In short, we didn’t waste time complaining about it, pouting, or trying to find someone else to pass the job on to. We simply got it done. We earned the respect of one another and the rest of our staff, and our members all watched how such a situation was handled. All of our staff respects our boss because there is absolutely nothing that we are asked to do that he wouldn’t do himself. That is a huge way to earn respect.

In the workplace, like the gym, respect is earned through hard work and by treating others with the respect that you’d like to be the recipient of. There is a huge difference between having respect for someone or something and treating that someone or something with respect. You don’t have to have respect for someone to treat them with respect. Being adult enough to openly state your feelings face to face is a huge way to earn respect.

I had a coworker whom I absolutely couldn’t stand. He was the embodiment of everything that I despise in the workplace. I sat him down face to face, looked him in the eye, and said, “I don’t like you. I don’t care if you don’t like me. I’m not here to make friends. I’m here to make progress and help people who are in need of our services. Unless it has to do with our job, we have absolutely nothing to say to each other.” I got his rapt attention with this opening statement, and from there, I directly outlined our job expectations. From that day on, I had his respect because I didn’t run around behind his back telling everyone but him how I felt about him and his lack of ethic. I dealt with him directly, and I’m sure it was appreciated because we were able to coexist. Further, my coworkers saw how I handled working and coexisting with him and were impressed by my frankness. This is an example of how to earn respect by not acting like a child but instead directly addressing an issue of clashing personalities and work ethics.

Hard work and taking pride in a job well done almost seems like a lost art today.
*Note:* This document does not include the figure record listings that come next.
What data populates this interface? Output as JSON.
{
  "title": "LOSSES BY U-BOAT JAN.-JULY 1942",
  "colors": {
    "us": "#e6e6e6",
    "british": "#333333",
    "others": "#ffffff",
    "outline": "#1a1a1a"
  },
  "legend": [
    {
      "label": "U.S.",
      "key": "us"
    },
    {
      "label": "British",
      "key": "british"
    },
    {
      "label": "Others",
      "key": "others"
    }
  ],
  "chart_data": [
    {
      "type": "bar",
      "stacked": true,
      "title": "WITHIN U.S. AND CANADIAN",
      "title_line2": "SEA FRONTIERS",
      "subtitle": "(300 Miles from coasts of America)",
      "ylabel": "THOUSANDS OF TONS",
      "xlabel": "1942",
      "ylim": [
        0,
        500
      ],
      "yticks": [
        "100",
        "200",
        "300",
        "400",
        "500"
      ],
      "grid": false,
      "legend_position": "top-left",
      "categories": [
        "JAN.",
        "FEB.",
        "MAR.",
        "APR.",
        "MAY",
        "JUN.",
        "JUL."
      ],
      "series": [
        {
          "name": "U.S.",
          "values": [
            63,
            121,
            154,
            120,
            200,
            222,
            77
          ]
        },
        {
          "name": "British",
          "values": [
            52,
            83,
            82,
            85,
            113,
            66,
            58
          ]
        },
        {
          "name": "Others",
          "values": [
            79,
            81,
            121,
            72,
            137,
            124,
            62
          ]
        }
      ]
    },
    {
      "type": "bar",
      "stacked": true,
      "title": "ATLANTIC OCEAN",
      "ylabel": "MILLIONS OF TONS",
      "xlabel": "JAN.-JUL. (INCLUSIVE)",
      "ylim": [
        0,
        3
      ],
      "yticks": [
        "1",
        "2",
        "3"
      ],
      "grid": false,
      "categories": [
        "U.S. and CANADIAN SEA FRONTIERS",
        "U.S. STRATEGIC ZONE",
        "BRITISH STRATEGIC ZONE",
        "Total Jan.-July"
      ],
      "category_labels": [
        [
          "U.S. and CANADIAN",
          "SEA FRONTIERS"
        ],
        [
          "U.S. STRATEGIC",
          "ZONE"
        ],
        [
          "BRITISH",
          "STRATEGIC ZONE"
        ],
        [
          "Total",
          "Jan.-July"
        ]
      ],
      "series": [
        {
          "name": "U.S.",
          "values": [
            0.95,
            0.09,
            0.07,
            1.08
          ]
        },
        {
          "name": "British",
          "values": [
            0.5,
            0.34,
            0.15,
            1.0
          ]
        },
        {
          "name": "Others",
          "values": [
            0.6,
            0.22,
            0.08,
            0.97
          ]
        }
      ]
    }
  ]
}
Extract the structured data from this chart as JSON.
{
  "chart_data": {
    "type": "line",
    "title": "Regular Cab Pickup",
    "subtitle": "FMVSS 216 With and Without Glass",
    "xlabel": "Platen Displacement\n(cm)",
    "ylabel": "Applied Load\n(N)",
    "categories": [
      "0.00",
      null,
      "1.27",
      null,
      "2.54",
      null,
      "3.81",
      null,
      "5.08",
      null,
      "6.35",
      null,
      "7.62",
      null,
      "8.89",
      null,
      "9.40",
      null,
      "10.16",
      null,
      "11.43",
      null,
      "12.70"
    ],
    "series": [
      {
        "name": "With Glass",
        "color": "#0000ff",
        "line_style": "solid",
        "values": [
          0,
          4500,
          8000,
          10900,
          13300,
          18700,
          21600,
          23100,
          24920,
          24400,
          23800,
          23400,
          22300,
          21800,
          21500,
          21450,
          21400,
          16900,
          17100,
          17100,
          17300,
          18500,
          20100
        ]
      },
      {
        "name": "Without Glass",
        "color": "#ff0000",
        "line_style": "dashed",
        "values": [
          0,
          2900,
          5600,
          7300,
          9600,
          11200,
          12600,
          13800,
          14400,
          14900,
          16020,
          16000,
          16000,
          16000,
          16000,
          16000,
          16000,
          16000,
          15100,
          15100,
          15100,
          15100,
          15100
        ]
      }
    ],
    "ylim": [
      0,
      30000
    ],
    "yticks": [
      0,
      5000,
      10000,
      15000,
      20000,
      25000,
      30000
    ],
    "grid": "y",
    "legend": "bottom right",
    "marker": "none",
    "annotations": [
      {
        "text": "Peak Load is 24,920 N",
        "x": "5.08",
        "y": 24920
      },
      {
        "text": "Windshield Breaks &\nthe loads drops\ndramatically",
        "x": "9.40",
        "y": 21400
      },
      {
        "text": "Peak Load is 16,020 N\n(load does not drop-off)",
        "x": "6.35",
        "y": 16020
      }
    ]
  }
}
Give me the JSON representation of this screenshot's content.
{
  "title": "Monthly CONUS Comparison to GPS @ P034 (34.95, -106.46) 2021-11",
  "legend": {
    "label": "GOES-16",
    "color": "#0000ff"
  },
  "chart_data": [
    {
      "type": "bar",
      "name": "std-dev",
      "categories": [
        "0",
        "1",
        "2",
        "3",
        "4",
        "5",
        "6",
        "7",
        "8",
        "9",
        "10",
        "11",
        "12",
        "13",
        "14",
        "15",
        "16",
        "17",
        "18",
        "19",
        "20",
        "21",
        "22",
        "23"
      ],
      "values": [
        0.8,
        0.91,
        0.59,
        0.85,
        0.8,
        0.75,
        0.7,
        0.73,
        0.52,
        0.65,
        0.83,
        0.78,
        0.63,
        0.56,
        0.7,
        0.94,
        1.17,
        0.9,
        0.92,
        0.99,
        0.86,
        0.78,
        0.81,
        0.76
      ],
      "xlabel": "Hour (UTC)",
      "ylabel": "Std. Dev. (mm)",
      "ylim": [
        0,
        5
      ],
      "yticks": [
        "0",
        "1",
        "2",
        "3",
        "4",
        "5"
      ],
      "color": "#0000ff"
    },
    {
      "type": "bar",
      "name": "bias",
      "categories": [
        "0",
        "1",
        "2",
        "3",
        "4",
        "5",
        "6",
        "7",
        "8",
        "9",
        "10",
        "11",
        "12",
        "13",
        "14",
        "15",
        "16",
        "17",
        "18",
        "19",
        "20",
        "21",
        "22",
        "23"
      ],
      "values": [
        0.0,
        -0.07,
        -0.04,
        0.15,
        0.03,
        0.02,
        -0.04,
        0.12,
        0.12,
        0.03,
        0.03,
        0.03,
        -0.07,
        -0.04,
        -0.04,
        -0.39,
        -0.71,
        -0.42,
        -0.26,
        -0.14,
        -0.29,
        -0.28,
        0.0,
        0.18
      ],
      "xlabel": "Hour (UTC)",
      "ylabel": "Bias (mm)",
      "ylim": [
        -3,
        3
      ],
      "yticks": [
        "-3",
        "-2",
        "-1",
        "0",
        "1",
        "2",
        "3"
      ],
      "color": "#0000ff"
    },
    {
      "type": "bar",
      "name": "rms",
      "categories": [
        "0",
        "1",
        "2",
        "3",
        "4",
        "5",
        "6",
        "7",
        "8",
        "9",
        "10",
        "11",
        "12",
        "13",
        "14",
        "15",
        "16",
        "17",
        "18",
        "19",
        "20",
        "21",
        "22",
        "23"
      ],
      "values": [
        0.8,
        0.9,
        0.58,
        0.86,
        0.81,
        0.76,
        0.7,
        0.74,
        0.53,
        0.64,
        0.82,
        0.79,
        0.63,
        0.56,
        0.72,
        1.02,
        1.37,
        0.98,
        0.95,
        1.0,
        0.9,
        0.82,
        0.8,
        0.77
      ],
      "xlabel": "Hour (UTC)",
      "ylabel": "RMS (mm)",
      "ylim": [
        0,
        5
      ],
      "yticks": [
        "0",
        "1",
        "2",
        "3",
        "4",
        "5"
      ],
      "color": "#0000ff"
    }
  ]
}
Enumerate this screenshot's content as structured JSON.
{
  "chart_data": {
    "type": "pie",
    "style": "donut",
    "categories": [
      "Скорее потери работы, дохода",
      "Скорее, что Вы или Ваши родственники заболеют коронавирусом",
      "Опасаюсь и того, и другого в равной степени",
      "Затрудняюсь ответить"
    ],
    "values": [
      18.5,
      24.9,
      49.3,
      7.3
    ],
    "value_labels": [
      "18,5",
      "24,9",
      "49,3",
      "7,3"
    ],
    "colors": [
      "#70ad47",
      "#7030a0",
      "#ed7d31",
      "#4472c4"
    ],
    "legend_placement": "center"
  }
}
This is mostly because of the respect factor. To earn the respect of your coworkers or training partners, show up on time, quit complaining, put the needs of your group or organization above yourself, be a better listener (too many people love to listen to themselves and leave no room to hear anything that others are telling them), admit when there is something you don’t have the answer to rather than bullshit your way through it, and treat others with respect. The aforementioned is the surest way to earn respect!